Préface à Offrandes – Daniel Leuwers

Préface de Daniel Leuwers à « Offrandes », ouvrage accompagné de reproductions des peintures d’Olivia Rolde (en projet de publication chez Thi Lùu éditions, septembre 2020)

OFFRANDES ET CONTRE-OFFRANDES

Olivia Rolde est peintre. Elle tend au poète Michel Diaz un large éventail de tableaux, comme des « offrandes » dont l’écriture va se faire le réflexif écho. C’est donc offrandes et contre-offrandes sous le signe du « Ecrire, peindre » qui sert de titre au long poème accompagnateur.

Michel Diaz écrit certes sur les peintures d’Olivia Rolde, mais il écrit surtout à partir d’elles et pour elles.

C’est sa façon à lui d’

« entrer dans ce territoire

de l’incertain où règne

le silence ».

C’est sa façon de se familiariser avec les « rameaux convulsifs », les « miroitements d’étangs éblouis de clarté », les « éclairs calligraphiques de moellons muets et de remparts aveugles » dont cette peinture est criblée.

Michel Diaz voit beaucoup de choses dans des toiles qui ne se veulent pas figuratives.
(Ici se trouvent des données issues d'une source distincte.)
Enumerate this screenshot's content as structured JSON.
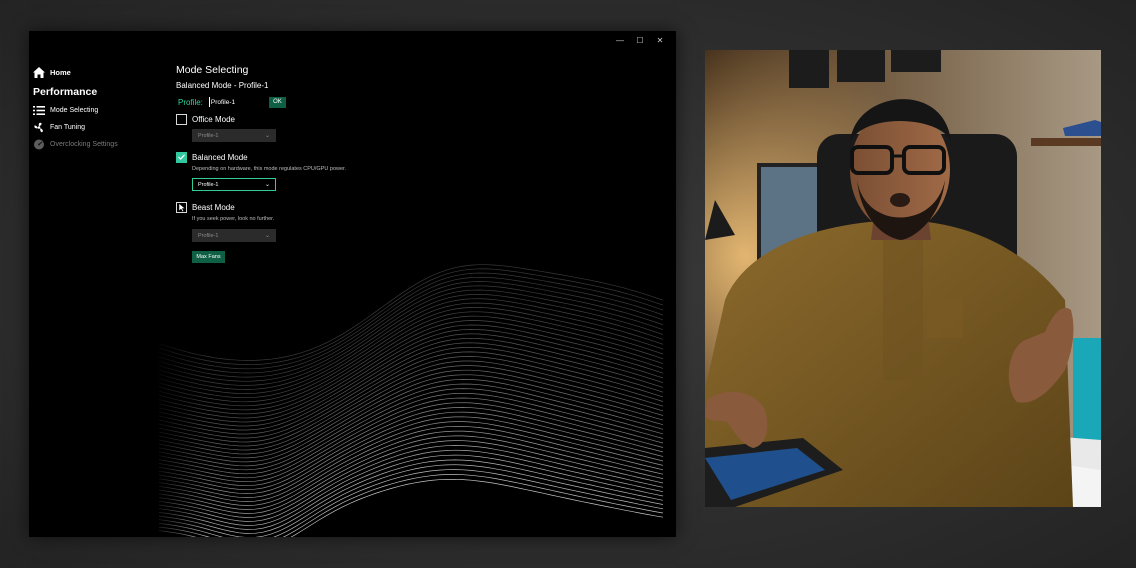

C’est qu’il aime « aller fureter derrière ce que cache la vue » – et c’est là qu’il surprend

« ces cicatrices éphémères

qui inventent nos rêves

embaument les couleurs du temps ».

Le poète sent que l’artiste « va dans sa nuit / chercher un destin inconscient » – et il la suit sur ce chemin où elle a l’art de

« regarder

le plus proche

pour surprendre le lointain ».

Michel Diaz participe du même élan, avide de questionner une présence qui l’entraîne toujours vers un « arrière-pays », pour reprendre un terme familier d’Yves Bonnefoy. Michel Diaz aime partir du réel prégnant pour mieux traquer ce qu’il appelle « l’arrière-pays des brumes », dans un mouvement qui s’apparente à une « plongée » qui nous arrache à « l’ensommeillement ».

Le partage esthétique se fait toujours « dans l’éclat de la stupeur ».

Une toile d’Olivia Rolde s’intitule « Equilibre », et le poème de Michel Diaz obéit au souci d’atteindre aussi à une forme d’équilibre

« comme une bougie

chancelante au bout d’un long combat

se repeint un visage de fugace sagesse

et pactise avec la pénombre ».

L’art culmine souvent au terme d’ « un long combat » qu’il a le don de dissimuler dans une secrète pénombre où il se trouve soudain à même de gratter le ciel, d’y déceler les graines de l’orage.

Les toiles d’Olivia Rolde participent d’une approche tellurique qui embrasse et embrase le monde, mais elles recourent , dans le même temps, à une saisie très ténue du réel réduit à quelques fines attaches où la peintre puise le secret de ses incessants assemblages et de ses émouvants tressages.

Pour souligner ces chevauchements où la rétine s’efface au profit de l’élaboration d’un paysage mental, le poète écrit :

« tout s’érode

se dérobe

et de nouveau se brode ».

Qu’une toile d’Olivia Rolde porte le titre d’ « Energie de la mélancolie » montre bien que le combat pictural, à l’instar de celui du poète, peut aller jusqu’aux confins de la perte pour se réapproprier la vraie vie, son lieu, sa formule, tout en offrandes et contre-offrandes.

Daniel Leuwers

Daniel Leuwers a été professeur de littérature à l’université François-Rabelais de Tours. Auteur de récits, essayiste et poète, il est l’initiateur du concept de livre pauvre. Il a publié de nombreuses critiques pour la revue Europe et est membre de l’académie Mallarmé.